All decked in green

Students and staff show their Irish pride on St. Patrick’s Day

A loaf of Irish soda bread. “It takes about an hour to make, but the main ingredients are: flour, sugar, baking soda, salt, currants or raisins (optional, we don’t really use them ourselves), an egg, and a bit of buttermilk.” Dalton Leitz, freshman, said.

A loaf of Irish soda bread. “It takes about an hour to make, but the main ingredients are: flour, sugar, baking soda, salt, currants or raisins (optional, we don’t really use them ourselves), an egg, and a bit of buttermilk.” Dalton Leitz, freshman, said.

With St. Patrick’s Day coming up, people are getting in the spirit and preparing to celebrate. Since its origin, the holiday has evolved into a celebration of culture with parades, traditional foods, music, dancing, and a whole lot of green. 

“To me this holiday is just a way to celebrate [my nationality and show my Irish pride],” Dylan Howell, junior, said.

Howell’s parents are very Irish, and have family in Ireland according to Howell. In the past they have celebrated the holiday in Ireland on their extended family’s farm. The opportunity to celebrate in Ireland is one of Howell’s favorite memories because “they really know how to throw a party [and have a good time],” Howell said.

“So I always tried to trace our heritage at one point with my dad and we have kind of always thought because of my last name being McCurley, I thought I was about 50 to 60% Irish. I always embraced that, and St Patrick’s Day was always a big day for me. I learned a bunch of songs and stuff and next thing you know, I did the ancestry.com, and it turned out I was 15 or 16% Irish. I was really disappointed. Then they updated things and they said with more people now we’ve got a better update, and now I’m down to like five percent Irish. So my joke is that I say I used to be Irish, but I’m not anymore. I just kind of assumed and, and it was [quite] disheartening to be honest. As it turns out, I’m mostly English and the English and Irish clashed!””

— Andrew McCurley

“The main difference between St. Patrick’s Day in Ireland and the US is in Ireland it is a national holiday which means everyone gets off work and school,” Howell said. “Traditionally [people get] together with close friends and family and have a party which involves a lot of drinking and playing games, [and the pubs are filled].”

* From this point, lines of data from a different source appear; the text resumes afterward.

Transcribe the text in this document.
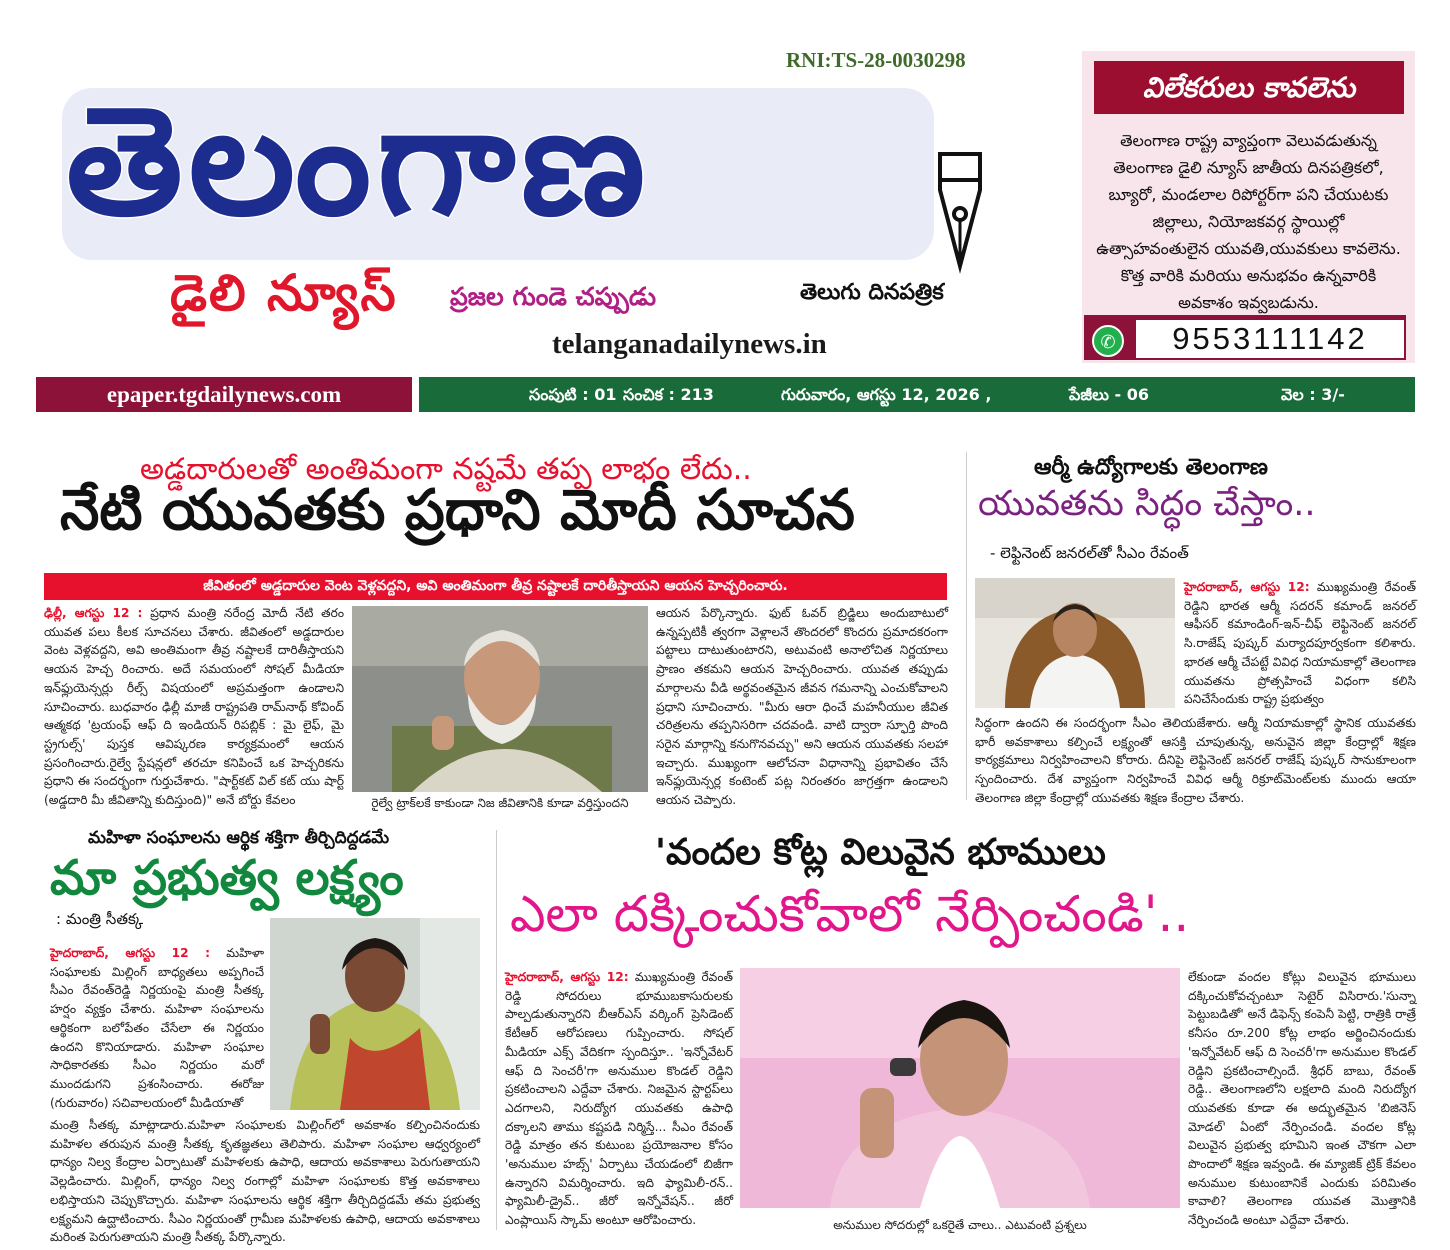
RNI:TS-28-0030298
తెలంగాణ
డైలి న్యూస్ ప్రజల గుండె చప్పుడు	తెలుగు దినపత్రిక
telanganadailynews.in
విలేకరులు కావలెను
తెలంగాణ రాష్ట్ర వ్యాప్తంగా వెలువడుతున్న తెలంగాణ డైలి న్యూస్ జాతీయ దినపత్రికలో, బ్యూరో, మండలాల రిపోర్టర్‌గా పని చేయుటకు జిల్లాలు, నియోజకవర్గ స్థాయిల్లో ఉత్సాహవంతులైన యువతి,యువకులు కావలెను. కొత్త వారికి మరియు అనుభవం ఉన్నవారికి అవకాశం ఇవ్వబడును.
✆	9553111142
epaper.tgdailynews.com	సంపుటి : 01 సంచిక : 213	గురువారం, ఆగస్టు 12, 2026 ,	పేజీలు - 06	వెల : 3/-
అడ్డదారులతో అంతిమంగా నష్టమే తప్ప లాభం లేదు..
నేటి యువతకు ప్రధాని మోదీ సూచన
జీవితంలో అడ్డదారుల వెంట వెళ్లవద్దని, అవి అంతిమంగా తీవ్ర నష్టాలకే దారితీస్తాయని ఆయన హెచ్చరించారు.
ఢిల్లీ, ఆగస్టు 12 : ప్రధాన మంత్రి నరేంద్ర మోదీ నేటి తరం యువత పలు కీలక సూచనలు చేశారు. జీవితంలో అడ్డదారుల వెంట వెళ్లవద్దని, అవి అంతిమంగా తీవ్ర నష్టాలకే దారితీస్తాయని ఆయన హెచ్చ రించారు. అదే సమయంలో సోషల్ మీడియా ఇన్‌ఫ్లుయెన్సర్లు రీల్స్ విషయంలో అప్రమత్తంగా ఉండాలని సూచించారు. బుధవారం ఢిల్లీ మాజీ రాష్ట్రపతి రామ్‌నాథ్ కోవింద్ ఆత్మకథ 'ట్రయంఫ్ ఆఫ్ ది ఇండియన్ రిపబ్లిక్ : మై లైఫ్, మై స్ట్రగుల్స్' పుస్తక ఆవిష్కరణ కార్యక్రమంలో ఆయన ప్రసంగించారు.రైల్వే స్టేషన్లలో తరచూ కనిపించే ఒక హెచ్చరికను ప్రధాని ఈ సందర్భంగా గుర్తుచేశారు. "షార్ట్‌కట్ విల్ కట్ యు షార్ట్ (అడ్డదారి మీ జీవితాన్ని కుదిస్తుంది)" అనే బోర్డు కేవలం	రైల్వే ట్రాక్‌లకే కాకుండా నిజ జీవితానికి కూడా వర్తిస్తుందని
ఆయన పేర్కొన్నారు. ఫుట్ ఓవర్ బ్రిడ్జిలు అందుబాటులో ఉన్నప్పటికీ త్వరగా వెళ్లాలనే తొందరలో కొందరు ప్రమాదకరంగా పట్టాలు దాటుతుంటారని, అటువంటి అనాలోచిత నిర్ణయాలు ప్రాణం తకమని ఆయన హెచ్చరించారు. యువత తప్పుడు మార్గాలను వీడి అర్థవంతమైన జీవన గమనాన్ని ఎంచుకోవాలని ప్రధాని సూచించారు. "మీరు ఆరా ధించే మహనీయుల జీవిత చరిత్రలను తప్పనిసరిగా చదవండి. వాటి ద్వారా స్ఫూర్తి పొంది సరైన మార్గాన్ని కనుగొనవచ్చు" అని ఆయన యువతకు సలహా ఇచ్చారు. ముఖ్యంగా ఆలోచనా విధానాన్ని ప్రభావితం చేసే ఇన్‌ఫ్లుయెన్సర్ల కంటెంట్ పట్ల నిరంతరం జాగ్రత్తగా ఉండాలని ఆయన చెప్పారు.
ఆర్మీ ఉద్యోగాలకు తెలంగాణ
యువతను సిద్ధం చేస్తాం..
- లెఫ్టినెంట్ జనరల్‌తో సీఎం రేవంత్
హైదరాబాద్, ఆగస్టు 12: ముఖ్యమంత్రి రేవంత్ రెడ్డిని భారత ఆర్మీ సదరన్ కమాండ్ జనరల్ ఆఫీసర్ కమాండింగ్-ఇన్-చీఫ్ లెఫ్టినెంట్ జనరల్ సి.రాజేష్ పుష్కర్ మర్యాదపూర్వకంగా కలిశారు. భారత ఆర్మీ చేపట్టే వివిధ నియామకాల్లో తెలంగాణ యువతను ప్రోత్సహించే విధంగా కలిసి పనిచేసేందుకు రాష్ట్ర ప్రభుత్వం
సిద్ధంగా ఉందని ఈ సందర్భంగా సీఎం తెలియజేశారు. ఆర్మీ నియామకాల్లో స్థానిక యువతకు భారీ అవకాశాలు కల్పించే లక్ష్యంతో ఆసక్తి చూపుతున్న, అనువైన జిల్లా కేంద్రాల్లో శిక్షణ కార్యక్రమాలు నిర్వహించాలని కోరారు. దీనిపై లెఫ్టినెంట్ జనరల్ రాజేష్ పుష్కర్ సానుకూలంగా స్పందించారు. దేశ వ్యాప్తంగా నిర్వహించే వివిధ ఆర్మీ రిక్రూట్‌మెంట్‌లకు ముందు ఆయా తెలంగాణ జిల్లా కేంద్రాల్లో యువతకు శిక్షణ కేంద్రాల చేశారు.
మహిళా సంఘాలను ఆర్థిక శక్తిగా తీర్చిదిద్దడమే
మా ప్రభుత్వ లక్ష్యం
: మంత్రి సీతక్క
హైదరాబాద్, ఆగస్టు 12 : మహిళా సంఘాలకు మిల్లింగ్ బాధ్యతలు అప్పగించే సీఎం రేవంత్‌రెడ్డి నిర్ణయంపై మంత్రి సీతక్క హర్షం వ్యక్తం చేశారు. మహిళా సంఘాలను ఆర్థికంగా బలోపేతం చేసేలా ఈ నిర్ణయం ఉందని కొనియాడారు. మహిళా సంఘాల సాధికారతకు సీఎం నిర్ణయం మరో ముందడుగని ప్రశంసించారు. ఈరోజు (గురువారం) సచివాలయంలో మీడియాతో
మంత్రి సీతక్క మాట్లాడారు.మహిళా సంఘాలకు మిల్లింగ్‌లో అవకాశం కల్పించినందుకు మహిళల తరుపున మంత్రి సీతక్క కృతజ్ఞతలు తెలిపారు. మహిళా సంఘాల ఆధ్వర్యంలో ధాన్యం నిల్వ కేంద్రాల ఏర్పాటుతో మహిళలకు ఉపాధి, ఆదాయ అవకాశాలు పెరుగుతాయని వెల్లడించారు. మిల్లింగ్, ధాన్యం నిల్వ రంగాల్లో మహిళా సంఘాలకు కొత్త అవకాశాలు లభిస్తాయని చెప్పుకొచ్చారు. మహిళా సంఘాలను ఆర్థిక శక్తిగా తీర్చిదిద్దడమే తమ ప్రభుత్వ లక్ష్యమని ఉద్ఘాటించారు. సీఎం నిర్ణయంతో గ్రామీణ మహిళలకు ఉపాధి, ఆదాయ అవకాశాలు మరింత పెరుగుతాయని మంత్రి సీతక్క పేర్కొన్నారు.
'వందల కోట్ల విలువైన భూములు
ఎలా దక్కించుకోవాలో నేర్పించండి'..
హైదరాబాద్, ఆగస్టు 12: ముఖ్యమంత్రి రేవంత్ రెడ్డి సోదరులు భూముబకాసురులకు పాల్పడుతున్నారని బీఆర్ఎస్ వర్కింగ్ ప్రెసిడెంట్ కేటీఆర్ ఆరోపణలు గుప్పించారు. సోషల్ మీడియా ఎక్స్ వేదికగా స్పందిస్తూ.. 'ఇన్నోవేటర్ ఆఫ్ ది సెంచరీ'గా అనుముల కొండల్ రెడ్డిని ప్రకటించాలని ఎద్దేవా చేశారు. నిజమైన స్టార్టప్‌లు ఎదగాలని, నిరుద్యోగ యువతకు ఉపాధి దక్కాలని తాము కష్టపడి నిర్మిస్తే... సీఎం రేవంత్ రెడ్డి మాత్రం తన కుటుంబ ప్రయోజనాల కోసం 'అనుముల హబ్స్' ఏర్పాటు చేయడంలో బిజీగా ఉన్నారని విమర్శించారు. ఇది ఫ్యామిలీ-రన్.. ఫ్యామిలీ-డ్రైవ్.. జీరో ఇన్నోవేషన్.. జీరో ఎంప్లాయిస్ స్కామ్ అంటూ ఆరోపించారు.	అనుముల సోదరుల్లో ఒకరైతే చాలు.. ఎటువంటి ప్రశ్నలు
లేకుండా వందల కోట్లు విలువైన భూములు దక్కించుకోవచ్చంటూ సెటైర్ విసిరారు.'సున్నా పెట్టుబడితో' అనే డిఫెన్స్ కంపెనీ పెట్టి, రాత్రికి రాత్రే కనీసం రూ.200 కోట్ల లాభం అర్జించినందుకు 'ఇన్నోవేటర్ ఆఫ్ ది సెంచరీ'గా అనుముల కొండల్ రెడ్డిని ప్రకటించాల్సిందే. శ్రీధర్ బాబు, రేవంత్ రెడ్డి.. తెలంగాణలోని లక్షలాది మంది నిరుద్యోగ యువతకు కూడా ఈ అద్భుతమైన 'బిజినెస్ మోడల్' ఏంటో నేర్పించండి. వందల కోట్ల విలువైన ప్రభుత్వ భూమిని ఇంత చౌకగా ఎలా పొందాలో శిక్షణ ఇవ్వండి. ఈ మ్యాజిక్ ట్రిక్ కేవలం అనుముల కుటుంబానికే ఎందుకు పరిమితం కావాలి? తెలంగాణ యువత మొత్తానికి నేర్పించండి అంటూ ఎద్దేవా చేశారు.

The United States does not shut down to celebrate the holiday, but there are many parades and festivities that occur. In addition to the multiple events held across the country, many people have traditions within their homes. Each year Howell’s family buys Irish pudding and sets it on fire. 

“The way it works is you soak fig pudding in alcohol, usually something very flammable like whiskey, and light the whiskey on fire,” Howell said. “I honestly don’t know the meaning behind it (burning the pudding), and I have never questioned it. My dad said he grew up doing this tradition, and my family has been doing it for as long as I can remember.”

Dalton Leitz’s, freshman, middle name is Patrick after Saint Patrick according to Leitz. He makes Irish Soda bread with his family on St. Patrick’s Day, and “we’ll listen to some traditional Irish music, since that’s normally what happens on St. Patrick’s Day in Ireland,” Leitz said.

“Irish soda bread tastes a little mild, but [if you add] butter it tastes amazing. The texture of it is pretty good as well, kind of like a biscuit,” Leitz described.

Leitz’s mom and sister usually do the baking because “they’re the chefs in my family,” Leitz said. The best part of the process is getting to eat the bread, according to Leitz. 

Not only is the holiday a time to show Irish pride and celebrate, but it is a religious day in Ireland. According to Leitz, the religious aspect is less represented in America, and it has become a celebration of Irish culture. 

“I [don’t] blame people for wanting to have something to celebrate. Life is hard, [people] need breaks every once in a while, and I think Saint Patrick’s Day has plenty of celebratory qualities,” Leitz said.